J’étais loin d’être le seul à subir les agissements de Guillaume. Il poursuivait son œuvre jusqu’au fond de l’autobus scolaire, à une époque ou faire pression sur une fille pour qu’elle montre ses seins était juste considéré comme une chamaillerie un plus rude que la moyenne.

On aurait pu trouver toutes sortes de circonstances atténuantes au comportement de Guillaume : un milieu défavorisé, des parents chômeurs et toxicomanes, des difficultés d’apprentissage…

Cependant, aucune de ces hypothèses n’aurait été valide. Le père de Guillaume était un homme d’affaires riche et influent qui faisait fortune en vendant du vin local partout dans le monde. Femme au foyer, puisque le féminisme est un truc de pauvres, sa mère s’était entièrement consacrée à satisfaire les moindres caprice de son fils. La seule chose qui expliquait son attitude était la certitude de ne jamais manquer de rien. Même s’il se faisait renvoyer de l’école et commençait sa vie d’adulte avec le bagage culturel d’un électeur du Front National.
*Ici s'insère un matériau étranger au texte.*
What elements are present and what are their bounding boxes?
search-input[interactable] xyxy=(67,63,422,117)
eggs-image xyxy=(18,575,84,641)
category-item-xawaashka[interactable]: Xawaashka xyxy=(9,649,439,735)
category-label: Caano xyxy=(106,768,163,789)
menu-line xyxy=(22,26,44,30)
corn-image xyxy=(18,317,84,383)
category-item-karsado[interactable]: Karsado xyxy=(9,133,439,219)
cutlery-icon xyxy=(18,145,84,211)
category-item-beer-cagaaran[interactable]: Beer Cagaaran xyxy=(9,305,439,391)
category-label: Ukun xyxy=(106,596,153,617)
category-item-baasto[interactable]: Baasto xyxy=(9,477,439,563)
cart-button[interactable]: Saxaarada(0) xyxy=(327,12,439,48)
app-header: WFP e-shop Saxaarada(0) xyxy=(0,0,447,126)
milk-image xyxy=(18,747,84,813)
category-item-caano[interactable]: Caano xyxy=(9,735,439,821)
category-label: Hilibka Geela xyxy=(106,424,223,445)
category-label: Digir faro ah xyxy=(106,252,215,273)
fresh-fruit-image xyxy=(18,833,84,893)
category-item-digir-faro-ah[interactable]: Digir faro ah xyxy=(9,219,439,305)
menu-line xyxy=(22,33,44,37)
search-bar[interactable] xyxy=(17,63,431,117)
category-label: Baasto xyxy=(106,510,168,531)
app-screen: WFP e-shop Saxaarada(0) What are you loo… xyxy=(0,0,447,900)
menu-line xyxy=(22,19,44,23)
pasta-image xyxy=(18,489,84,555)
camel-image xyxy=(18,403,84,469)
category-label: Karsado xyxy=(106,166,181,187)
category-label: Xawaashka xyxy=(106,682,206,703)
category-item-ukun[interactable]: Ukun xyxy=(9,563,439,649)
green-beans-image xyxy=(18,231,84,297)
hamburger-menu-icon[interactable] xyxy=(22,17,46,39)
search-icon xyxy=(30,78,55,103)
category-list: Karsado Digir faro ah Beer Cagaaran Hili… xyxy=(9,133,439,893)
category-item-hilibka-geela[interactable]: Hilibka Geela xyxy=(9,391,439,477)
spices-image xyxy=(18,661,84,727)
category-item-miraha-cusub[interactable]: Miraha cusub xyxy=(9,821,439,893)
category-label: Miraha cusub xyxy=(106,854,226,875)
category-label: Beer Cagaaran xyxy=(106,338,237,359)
En le voyant en 2015 dans son costume trois-pièces en train de déguster son sanglier, je me disais qu’il avait probablement hérité de la compagnie de son père. Je me demandais comment il accueillait les nouveaux employés de son entreprise. Leur passait-il la bite au cirage ? les obligeait-il à avaler un crapaud mort ? Ou des crapauds vivants ?

Toutes ces idées ne faisaient que renforcer le plan que j’avais soigneusement établi. Bien que Guillaume était jadis plus grand que moi, c’était maintenant moi qui faisais une tête de plus que lui. J’avais au fond de la poche de ma veste de quoi lui rendre la monnaie de sa pièce. Malgré la voix au fond de moi qui me suppliait de bien réfléchir avant de commettre l’irrémédiable. J’avais définitivement décidé d’inverser le rôle du bourreau et de la victime.

Enfin, Guillaume a quitté sa table, et s’est dirigé vers le comptoir pour payer son repas. Je me suis levé à mon tour, un peu tremblant, en repensant à toutes les humiliations qu’il m’avait fait subir. La fois où il avait baissé mon maillot à la piscine, la fois où il m’a obligé à m’asseoir dans une corbeille à papier dans le Hall de l’école, la fois où il a versé un pot de colle dans mes notes de cours.

Je me suis placé derrière lui, j’ai pointé mon arme, et je lui ai donné une violente claque derrière la tête. Il s’est retourné, et il a pris mon doigt dans l’œil.